10:19 p.m.: Amidst the deadening pageantry, there are tiny flashes of geopolitics: This year’s games have the first delegations from Iraq and Afghanistan to include women and the first-ever appearance of East Timor as an independent nation. Due to some strong-arming from mainland China, Taiwan has to bill itself as “Chinese Taipei.” As the Bataan Death March of nations enters its second hour, you grasp at what bits of knowledge you can.

10:25 p.m.: I wish I had a screen capture of this image: a backlit Parthenon, nestled up against an NBC logo and a graphic of the Golden Arches with the legend, “I’m lovin’ it.”

11:06 p.m.: The nations have gathered. I’m numbly vegging out on the riot of colors in the oval center of the stadium, when Costas’ fatuous patter suddenly resolves into a single galvanizing syllable: “Björk.” The diminutive Icelandic singer appears, swathed in a mass of bunchy bluish fabric. Such a clotheshorse, that crazy Björk—remember the swan dress at the 2001 Oscars? But, wait—as she launches into one of those shapeless Europop ballads that could conceivably go on forever, the cloth begins to unfurl. A train of 30,000 square feet of parachute silk spreads out, covering the gathered athletes like an immense blue pool. I’m thrilled, but horrified: Can you imagine 11,000 people looking up your dress?

11:08 p.m.: 11,000 people are still looking up Björk’s dress.

11:36 p.m.: I knew at some point they were going to get all Cirque de Soleil on our ass. The ceremony draws to a close with a symbolic torch relay: Dancers dressed as athletes, each bearing a noble glowstick, “fly” on wires 50 feet above the stadium toward the Olympic torch, which lies propped against the stadium floor like a giant joint in an ashtray.

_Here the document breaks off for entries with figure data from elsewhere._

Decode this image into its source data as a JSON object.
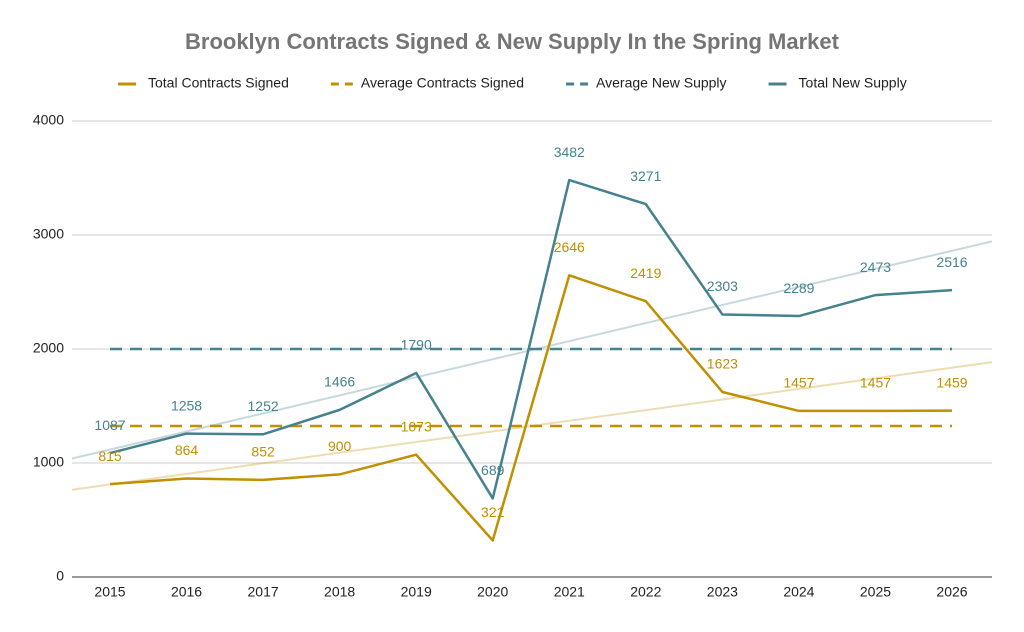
{
  "chart_data": {
    "type": "line",
    "title": "Brooklyn Contracts Signed & New Supply In the Spring Market",
    "categories": [
      "2015",
      "2016",
      "2017",
      "2018",
      "2019",
      "2020",
      "2021",
      "2022",
      "2023",
      "2024",
      "2025",
      "2026"
    ],
    "series": [
      {
        "name": "Total Contracts Signed",
        "color": "#bf9000",
        "style": "solid",
        "data_labels": true,
        "trendline": true,
        "values": [
          815,
          864,
          852,
          900,
          1073,
          321,
          2646,
          2419,
          1623,
          1457,
          1457,
          1459
        ]
      },
      {
        "name": "Average Contracts Signed",
        "color": "#bf9000",
        "style": "dashed",
        "data_labels": false,
        "trendline": false,
        "values": [
          1325,
          1325,
          1325,
          1325,
          1325,
          1325,
          1325,
          1325,
          1325,
          1325,
          1325,
          1325
        ]
      },
      {
        "name": "Average New Supply",
        "color": "#45818e",
        "style": "dashed",
        "data_labels": false,
        "trendline": false,
        "values": [
          2000,
          2000,
          2000,
          2000,
          2000,
          2000,
          2000,
          2000,
          2000,
          2000,
          2000,
          2000
        ]
      },
      {
        "name": "Total New Supply",
        "color": "#45818e",
        "style": "solid",
        "data_labels": true,
        "trendline": true,
        "values": [
          1087,
          1258,
          1252,
          1466,
          1790,
          689,
          3482,
          3271,
          2303,
          2289,
          2473,
          2516
        ]
      }
    ],
    "ylim": [
      0,
      4000
    ],
    "yticks": [
      0,
      1000,
      2000,
      3000,
      4000
    ],
    "grid": true,
    "legend": "top"
  }
}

11:43 p.m.: Guy finally lights torch, which is then lifted up on an immense pylon to the cheers of thousands. Looming above the dark stadium, the orange tower of flame looks sort of like the evil eye of Sauron in Lord of the Rings. I totally understand the power of cults right now—between the fatigue, the nationalist anthems, and the glowing phallus of fire, I am ready to do anything Bob Costas asks of me.

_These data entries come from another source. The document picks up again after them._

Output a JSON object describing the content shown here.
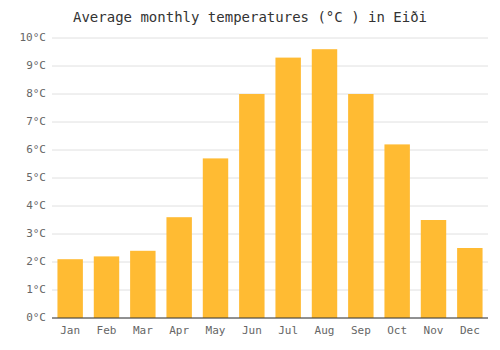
{
  "chart_data": {
    "type": "bar",
    "title": "Average monthly temperatures (°C ) in Eiði",
    "categories": [
      "Jan",
      "Feb",
      "Mar",
      "Apr",
      "May",
      "Jun",
      "Jul",
      "Aug",
      "Sep",
      "Oct",
      "Nov",
      "Dec"
    ],
    "values": [
      2.1,
      2.2,
      2.4,
      3.6,
      5.7,
      8.0,
      9.3,
      9.6,
      8.0,
      6.2,
      3.5,
      2.5
    ],
    "color": "#FFBB33",
    "ylim": [
      0,
      10
    ],
    "yticks": [
      {
        "value": 0,
        "label": "0°C"
      },
      {
        "value": 1,
        "label": "1°C"
      },
      {
        "value": 2,
        "label": "2°C"
      },
      {
        "value": 3,
        "label": "3°C"
      },
      {
        "value": 4,
        "label": "4°C"
      },
      {
        "value": 5,
        "label": "5°C"
      },
      {
        "value": 6,
        "label": "6°C"
      },
      {
        "value": 7,
        "label": "7°C"
      },
      {
        "value": 8,
        "label": "8°C"
      },
      {
        "value": 9,
        "label": "9°C"
      },
      {
        "value": 10,
        "label": "10°C"
      }
    ],
    "grid": true
  }
}
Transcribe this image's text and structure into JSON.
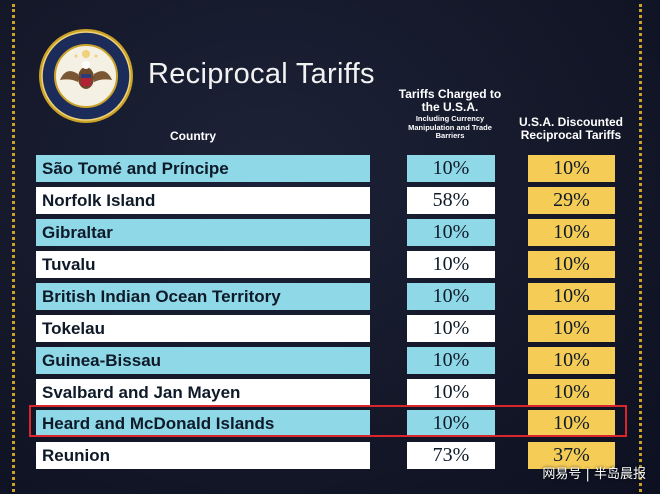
{
  "title": "Reciprocal Tariffs",
  "seal_text": "SEAL OF THE PRESIDENT OF THE UNITED STATES",
  "headers": {
    "country": "Country",
    "charged_main": "Tariffs Charged to the U.S.A.",
    "charged_sub": "Including Currency Manipulation and Trade Barriers",
    "discounted": "U.S.A. Discounted Reciprocal Tariffs"
  },
  "rows": [
    {
      "country": "São Tomé and Príncipe",
      "charged": "10%",
      "discounted": "10%"
    },
    {
      "country": "Norfolk Island",
      "charged": "58%",
      "discounted": "29%"
    },
    {
      "country": "Gibraltar",
      "charged": "10%",
      "discounted": "10%"
    },
    {
      "country": "Tuvalu",
      "charged": "10%",
      "discounted": "10%"
    },
    {
      "country": "British Indian Ocean Territory",
      "charged": "10%",
      "discounted": "10%"
    },
    {
      "country": "Tokelau",
      "charged": "10%",
      "discounted": "10%"
    },
    {
      "country": "Guinea-Bissau",
      "charged": "10%",
      "discounted": "10%"
    },
    {
      "country": "Svalbard and Jan Mayen",
      "charged": "10%",
      "discounted": "10%"
    },
    {
      "country": "Heard and McDonald Islands",
      "charged": "10%",
      "discounted": "10%"
    },
    {
      "country": "Reunion",
      "charged": "73%",
      "discounted": "37%"
    }
  ],
  "highlighted_row": 8,
  "watermark": "网易号 | 半岛晨报",
  "colors": {
    "background": "#141829",
    "row_blue": "#8fd8e8",
    "row_white": "#ffffff",
    "discount_gold": "#f5cc55",
    "highlight_red": "#d8262c",
    "border_gold": "#c9a227"
  }
}
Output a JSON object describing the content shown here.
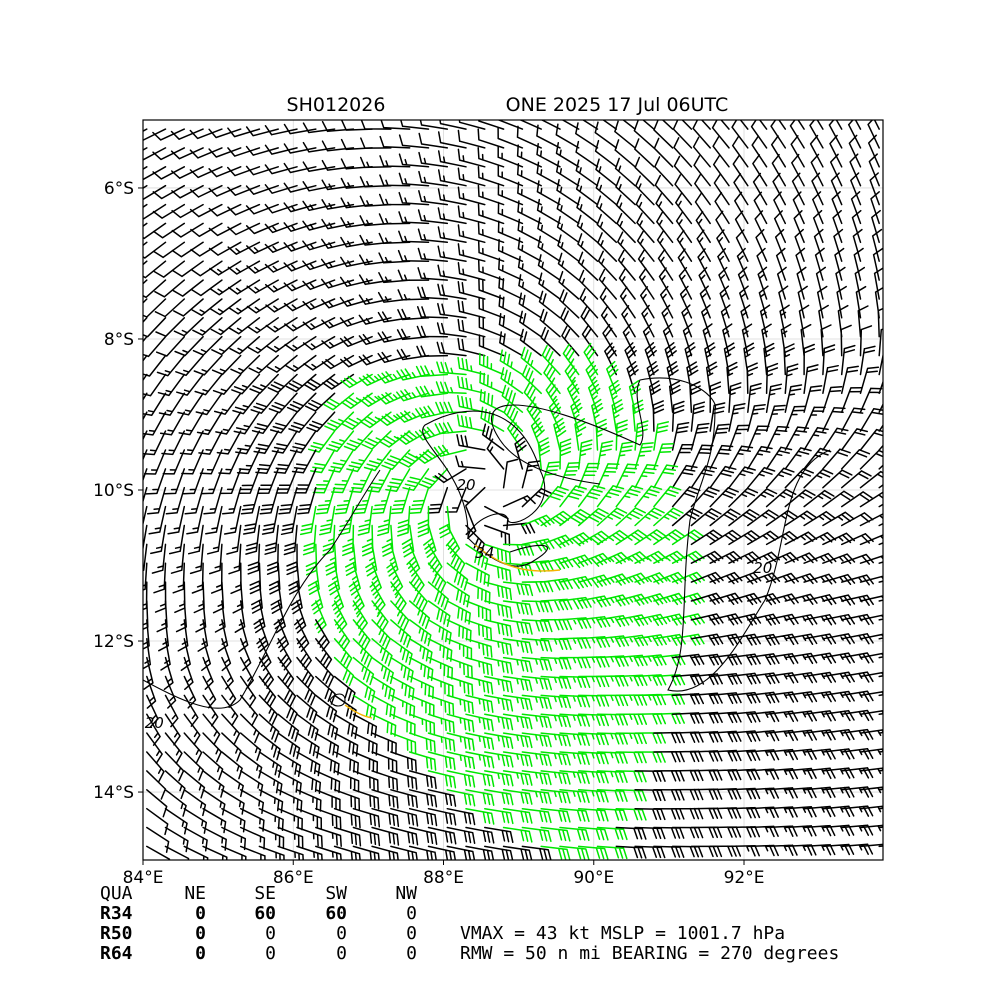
{
  "chart_data": {
    "type": "wind-barb-map",
    "title_left": "SH012026",
    "title_right": "ONE 2025 17 Jul 06UTC",
    "xlim": [
      84,
      93.85
    ],
    "ylim": [
      -14.9,
      -5.1
    ],
    "x_ticks": [
      {
        "value": 84,
        "label": "84°E"
      },
      {
        "value": 86,
        "label": "86°E"
      },
      {
        "value": 88,
        "label": "88°E"
      },
      {
        "value": 90,
        "label": "90°E"
      },
      {
        "value": 92,
        "label": "92°E"
      }
    ],
    "y_ticks": [
      {
        "value": -6,
        "label": "6°S"
      },
      {
        "value": -8,
        "label": "8°S"
      },
      {
        "value": -10,
        "label": "10°S"
      },
      {
        "value": -12,
        "label": "12°S"
      },
      {
        "value": -14,
        "label": "14°S"
      }
    ],
    "grid": true,
    "storm_center": {
      "lon": 88.6,
      "lat": -10.0
    },
    "barb_colors": {
      "below_34": "#000000",
      "gale": "#00e600",
      "storm": "#f5b400"
    },
    "contour_labels": [
      {
        "text": "20",
        "lon": 88.3,
        "lat": -10.0
      },
      {
        "text": "34",
        "lon": 88.55,
        "lat": -10.9
      },
      {
        "text": "20",
        "lon": 92.25,
        "lat": -11.1
      },
      {
        "text": "20",
        "lon": 84.15,
        "lat": -13.15
      }
    ]
  },
  "radii_table": {
    "header": [
      "QUA",
      "NE",
      "SE",
      "SW",
      "NW"
    ],
    "rows": [
      {
        "label": "R34",
        "values": [
          "0",
          "60",
          "60",
          "0"
        ]
      },
      {
        "label": "R50",
        "values": [
          "0",
          "0",
          "0",
          "0"
        ]
      },
      {
        "label": "R64",
        "values": [
          "0",
          "0",
          "0",
          "0"
        ]
      }
    ]
  },
  "summary": {
    "line1": "VMAX =  43 kt MSLP = 1001.7 hPa",
    "line2": "RMW =  50 n mi BEARING = 270 degrees"
  }
}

11:57 p.m.: The NBC coverage ends with Simon and Garfunkel singing, “I am a citizen of the planet” over a montage of images from the ceremony we’ve just seen. Remember when a boy floated across the water in a folded paper boat, when Cube Man cavorted logically on his cube, and the finest athletes alive got a gander at Björk’s undies? It all seems like such a long, long time ago.